Natürlich müsse man auch "noch ein wenig ändern, bevor man Gentechnik einsetzt. Unter "public anderstanding of science" sei einerseits zu verstehen, dass man sich von Seiten der Forschung bemühen müsse, die Gentechnik der Allgemeinheit verständlich zu machen, dass aber die Wissenschaft auch auf das Denken der Leute eingehen müsse. Die Ethik frage auch im Bereich der Gentechnik nach den Grundlagen menschlichen Handelns, ihr Ziel sei das "gemeinsame gute Leben". Der Horizont müsse daher global sein, viele Bereiche, nämlich Naturwissenschaft, Technik, Wirtschaft, Politik und Ethik müssten zusammen arbeiten, um dieses Ziel zu erreichen.
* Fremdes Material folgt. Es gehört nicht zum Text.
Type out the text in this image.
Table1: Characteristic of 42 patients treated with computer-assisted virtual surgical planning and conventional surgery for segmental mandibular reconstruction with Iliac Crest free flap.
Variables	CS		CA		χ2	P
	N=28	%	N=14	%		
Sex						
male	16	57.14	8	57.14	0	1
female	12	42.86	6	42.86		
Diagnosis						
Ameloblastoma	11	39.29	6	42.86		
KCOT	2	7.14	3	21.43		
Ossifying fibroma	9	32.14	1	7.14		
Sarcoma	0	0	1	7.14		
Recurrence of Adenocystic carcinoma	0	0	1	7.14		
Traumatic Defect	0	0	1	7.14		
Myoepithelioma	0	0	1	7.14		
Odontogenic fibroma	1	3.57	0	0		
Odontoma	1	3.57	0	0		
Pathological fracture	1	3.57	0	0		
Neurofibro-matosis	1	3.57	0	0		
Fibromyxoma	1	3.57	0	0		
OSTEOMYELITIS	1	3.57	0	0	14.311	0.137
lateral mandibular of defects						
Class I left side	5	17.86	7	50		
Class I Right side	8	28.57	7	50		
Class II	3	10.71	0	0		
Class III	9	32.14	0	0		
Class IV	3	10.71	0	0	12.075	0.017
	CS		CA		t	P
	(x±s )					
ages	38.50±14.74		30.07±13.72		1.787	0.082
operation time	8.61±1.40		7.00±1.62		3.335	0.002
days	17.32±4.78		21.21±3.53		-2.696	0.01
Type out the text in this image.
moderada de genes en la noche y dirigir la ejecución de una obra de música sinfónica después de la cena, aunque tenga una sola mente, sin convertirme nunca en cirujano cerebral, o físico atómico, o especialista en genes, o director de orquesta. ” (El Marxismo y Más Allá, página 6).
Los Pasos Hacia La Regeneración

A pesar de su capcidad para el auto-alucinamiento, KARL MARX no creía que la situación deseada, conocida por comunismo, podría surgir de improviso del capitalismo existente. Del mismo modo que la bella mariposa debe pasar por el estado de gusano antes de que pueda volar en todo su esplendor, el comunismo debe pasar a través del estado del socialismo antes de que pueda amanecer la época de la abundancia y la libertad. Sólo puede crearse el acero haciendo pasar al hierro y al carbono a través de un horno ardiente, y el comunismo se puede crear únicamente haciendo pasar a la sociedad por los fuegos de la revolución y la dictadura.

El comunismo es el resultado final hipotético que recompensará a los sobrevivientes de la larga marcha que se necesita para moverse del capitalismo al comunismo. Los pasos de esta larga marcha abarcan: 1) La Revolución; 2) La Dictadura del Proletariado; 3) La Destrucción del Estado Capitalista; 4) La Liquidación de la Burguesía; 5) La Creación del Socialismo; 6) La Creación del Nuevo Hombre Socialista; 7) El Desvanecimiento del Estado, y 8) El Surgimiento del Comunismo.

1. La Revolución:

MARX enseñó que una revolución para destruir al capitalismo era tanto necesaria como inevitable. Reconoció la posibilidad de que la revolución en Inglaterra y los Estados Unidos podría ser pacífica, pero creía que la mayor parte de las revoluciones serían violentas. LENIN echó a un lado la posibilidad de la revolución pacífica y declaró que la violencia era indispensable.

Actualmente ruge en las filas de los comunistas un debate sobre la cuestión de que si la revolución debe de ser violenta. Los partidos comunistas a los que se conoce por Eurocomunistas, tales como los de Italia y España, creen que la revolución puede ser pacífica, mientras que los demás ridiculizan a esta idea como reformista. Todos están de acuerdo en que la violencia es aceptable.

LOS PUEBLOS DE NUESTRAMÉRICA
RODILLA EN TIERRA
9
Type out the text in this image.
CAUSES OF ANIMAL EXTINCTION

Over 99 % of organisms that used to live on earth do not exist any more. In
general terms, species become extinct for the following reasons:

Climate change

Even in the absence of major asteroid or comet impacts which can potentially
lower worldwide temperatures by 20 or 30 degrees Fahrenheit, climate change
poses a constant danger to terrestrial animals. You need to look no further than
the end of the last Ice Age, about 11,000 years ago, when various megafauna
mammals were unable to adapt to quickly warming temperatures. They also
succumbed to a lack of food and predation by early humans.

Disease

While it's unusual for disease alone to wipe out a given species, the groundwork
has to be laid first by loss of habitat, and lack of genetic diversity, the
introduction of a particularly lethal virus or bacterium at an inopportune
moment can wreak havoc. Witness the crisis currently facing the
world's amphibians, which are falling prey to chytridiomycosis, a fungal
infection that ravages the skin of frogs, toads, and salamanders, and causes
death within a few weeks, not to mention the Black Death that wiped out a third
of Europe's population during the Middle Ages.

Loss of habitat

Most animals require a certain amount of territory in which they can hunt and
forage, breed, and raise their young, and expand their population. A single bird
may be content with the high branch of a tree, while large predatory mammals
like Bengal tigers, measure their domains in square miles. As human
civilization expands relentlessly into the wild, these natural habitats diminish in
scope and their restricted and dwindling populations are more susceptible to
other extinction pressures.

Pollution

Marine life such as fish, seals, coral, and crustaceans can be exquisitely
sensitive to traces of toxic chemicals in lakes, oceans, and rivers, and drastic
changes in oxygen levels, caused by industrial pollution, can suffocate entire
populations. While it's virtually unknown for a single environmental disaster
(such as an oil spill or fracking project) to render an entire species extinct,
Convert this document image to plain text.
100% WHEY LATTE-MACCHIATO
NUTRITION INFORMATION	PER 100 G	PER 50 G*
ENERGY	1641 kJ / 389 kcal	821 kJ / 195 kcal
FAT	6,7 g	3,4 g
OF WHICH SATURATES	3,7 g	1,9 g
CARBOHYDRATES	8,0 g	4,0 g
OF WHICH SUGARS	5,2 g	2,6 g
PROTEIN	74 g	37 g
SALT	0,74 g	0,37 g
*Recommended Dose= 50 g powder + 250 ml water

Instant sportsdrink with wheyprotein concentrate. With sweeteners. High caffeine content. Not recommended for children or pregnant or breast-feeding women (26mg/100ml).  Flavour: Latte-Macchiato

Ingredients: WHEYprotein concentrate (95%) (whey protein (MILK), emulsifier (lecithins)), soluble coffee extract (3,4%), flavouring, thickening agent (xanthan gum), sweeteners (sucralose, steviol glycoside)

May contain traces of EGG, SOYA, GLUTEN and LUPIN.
Daher müssten die Produkte der Gentechnik hohen Ansprüchen genügen: der Ökologie-Verträglichkeit, also dem Umweltschutz, der Wirtschaftlichkeit und Sozialverträglichkeit, sie müssten bei Fehlentwicklungen reversibel, also durch andere ersetzbar sein, und sie dürften nicht nur in einem Bereich lebensfähig sein und müssten Alternativen immer Raum lassen. Man dürfe also nicht Agrarkultur aus Industriestaaten einfach in andere Kulturkreise exportieren, wo sie vielleicht gewachsene Strukturen zerstören würden.

Mit der Aussage "In Deutschland gibt es keine Probleme, mit Forschungseinrichtungen über diese Themen ins Gespräch zu kommen" schloss Roger J. Busch sein Referat, für das er viel Beifall erhielt.

In der ausführlichen Diskussion wurde unter anderem die Frage gestellt, ob es ethisch vertretbar sei, ausgestorbene Lebewesen mit Hilfe der Gentechnik wieder ins Leben zu rufen, worauf der Referent meinte, es mache wohl keinen Sinn, solche Lebewesen in einer Umwelt zu reproduzieren, wegen deren Veränderung sie ja ausgestorben seien. Als reines Schauobjekt wie im "Jurassic Parc" sei ein Tier seiner Würde beraubt. Auch auf die anderen gestellten Fragen gab der Referent Antworten, bei denen man spürte, dass hinter allem ethisches Denken aus Überzeugung stand. Es war ein Vortrag, der sich lohnte.